Se Mark Zuckerberg, criador do Meta, posta retrato dos filhos com seus rostos borrados, algum motivo tem, afirma o advogado.

"Tem que se tomar muito cuidado com o uso que pode ser feito a partir de uma imagem até ingênua", alerta Linhares, do NCPI. A gravação de um bebê comendo banana pode cair no esgoto virtual e alimentar redes pedófilas sem os pais nunca desconfiarem.

São contextos drásticos. Coelho apresenta ainda uma questão de ordem mais filosófica: ao dividir com meio mundo o cotidiano de uma criança sem seu consentimento, "você já desde muito cedo a coloca no mundo a partir de uma lógica em que a imagem dela pode ser compartilhada a qualquer momento sem que ela tenha a menor ingerência sobre isso".

Ele sugere reduzir postagens, apelar ao bom senso para não distribuir momentos potencialmente constrangedores, como sustos e choros, e se o filho for um pouco mais velho, bater um papo. "Pede opinião da criança antes de compartilhar. Não passa por cima, fomenta nela [a noção de] que ela tem direito de imagem e de privacidade."

Essa questão encuca Daniela Arrais antes mesmo de ela ter Martin, 2, com a fisioterapeuta Laura Della Negra. "Há muitos anos, antes de ser mãe, perguntei a uma amiga por que ela não mostrava o rosto da filha nas redes. Lembro até hoje da resposta: ‘A vejo como um ser humano independente, mesmo que ela tenha acabado de nascer. Não sei se vai querer ver sua vida exposta quando tiver idade para entender’."

Sócia de uma plataforma de conteúdo, Arrais fala muito de maternidade no Instagram. O filho, contudo, só aparece de relance. "Mostro ele de costas, os pezinhos, as mãozinhas. Falo de como a existência dele reverbera em mim. Mas escolho não mostrar o rosto. Até porque, quando penso em qualquer número nas redes, tento trazê-los pro mundo físico: eu gostaria de mostrar meu filho pra 500 pessoas de uma vez? Hmmm, acho que não." Ela tem 54,5 mil seguidores por ali.

Daniela diz que pode repensar essa postura mais para frente. "Acho até que, na medida em que ele for crescendo, isso pode virar uma conversa bacana que nos ajude a entender como navegar nesse mundão virtual."

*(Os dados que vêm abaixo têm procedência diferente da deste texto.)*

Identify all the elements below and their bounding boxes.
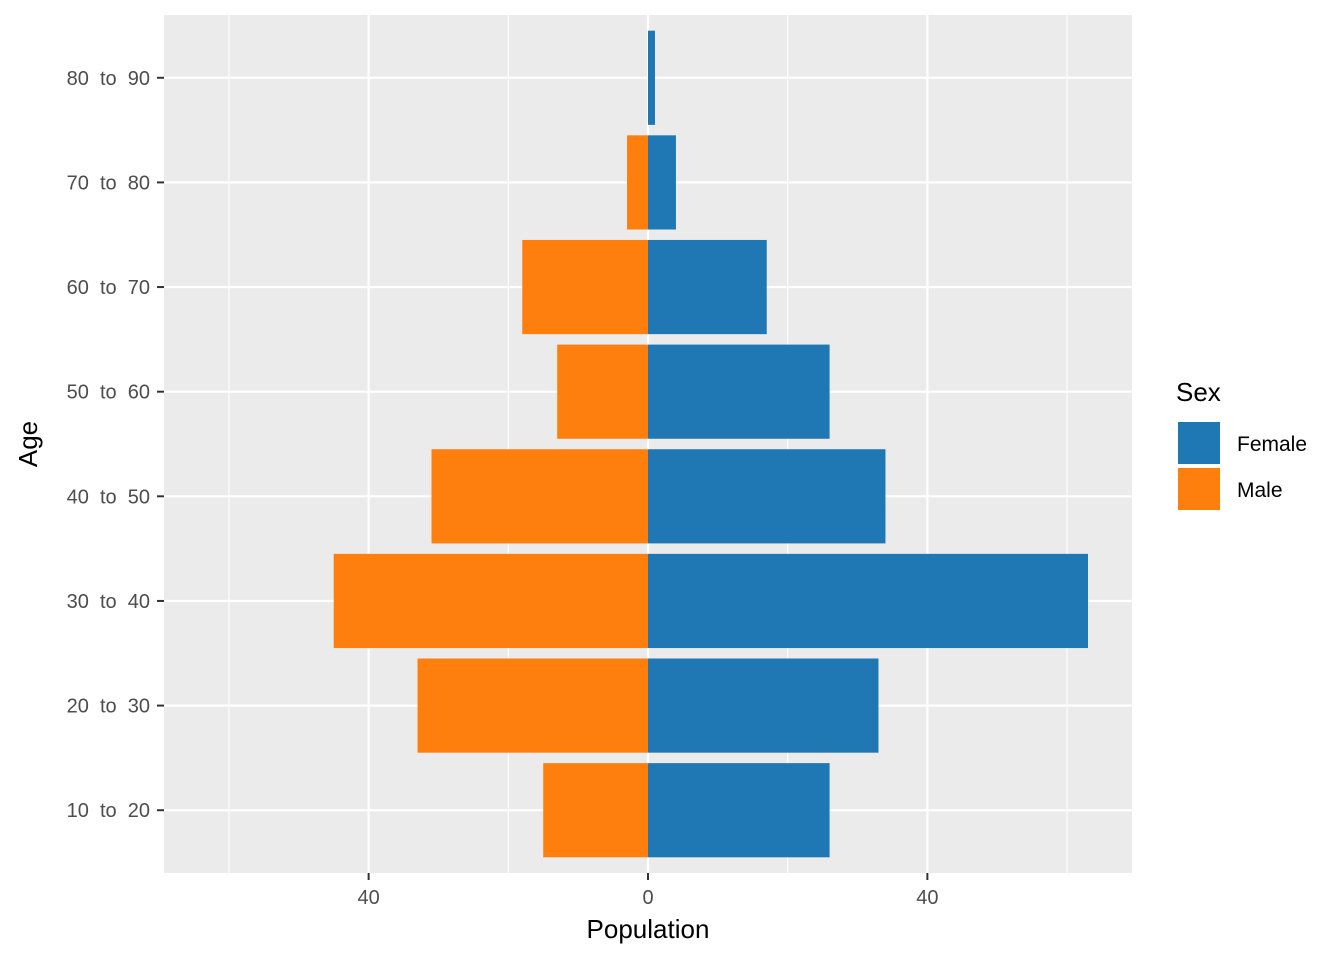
legend-label-male: Male xyxy=(1237,479,1283,502)
bar-male xyxy=(627,135,648,230)
bar-female xyxy=(648,30,655,125)
bar-male xyxy=(522,239,648,335)
x-tick-label: 40 xyxy=(358,887,380,909)
y-tick-label: 60 to 70 xyxy=(67,277,150,299)
y-tick-label: 70 to 80 xyxy=(67,172,150,194)
y-tick-label: 10 to 20 xyxy=(67,800,150,822)
legend-key-male xyxy=(1178,468,1220,510)
legend-label-female: Female xyxy=(1237,433,1307,456)
bar-female xyxy=(648,763,830,858)
bar-male xyxy=(333,553,648,649)
legend-title: Sex xyxy=(1176,377,1221,407)
y-tick-label: 40 to 50 xyxy=(67,486,150,508)
y-tick-label: 80 to 90 xyxy=(67,68,150,90)
bar-female xyxy=(648,553,1088,649)
legend-key-female xyxy=(1178,422,1220,464)
x-tick-label: 0 xyxy=(642,887,653,909)
y-tick-label: 50 to 60 xyxy=(67,382,150,404)
y-axis-title: Age xyxy=(13,421,43,467)
x-axis-title: Population xyxy=(587,914,710,944)
axes: 40 0 40 10 to 20 20 to 30 30 to 40 40 to 50 50 … xyxy=(67,68,939,909)
bar-male xyxy=(557,344,648,439)
bar-female xyxy=(648,658,879,753)
legend: Sex Female Male xyxy=(1176,377,1307,510)
bar-female xyxy=(648,239,767,335)
bar-female xyxy=(648,344,830,439)
bar-female xyxy=(648,449,886,544)
y-tick-label: 30 to 40 xyxy=(67,591,150,613)
bars xyxy=(333,30,1088,858)
bar-male xyxy=(431,449,648,544)
x-tick-label: 40 xyxy=(916,887,938,909)
bar-male xyxy=(417,658,648,753)
bar-female xyxy=(648,135,676,230)
y-tick-label: 20 to 30 xyxy=(67,696,150,718)
bar-male xyxy=(543,763,648,858)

Todo cuidado é pouco. "A gente ainda está numa espécie de jardim da infância do nosso uso de internet, sem pensar tanto nas implicações que podem acontecer". E tudo pode acontecer. "Muitas vezes passa pela minha cabeça que não mostrar o rosto dele pode soar antipático. Mas prefiro lidar com isso do que com um futuro que a gente ainda não sabe como vai ser, ainda mais quando o próprio presente já é muito 'Black Mirror'."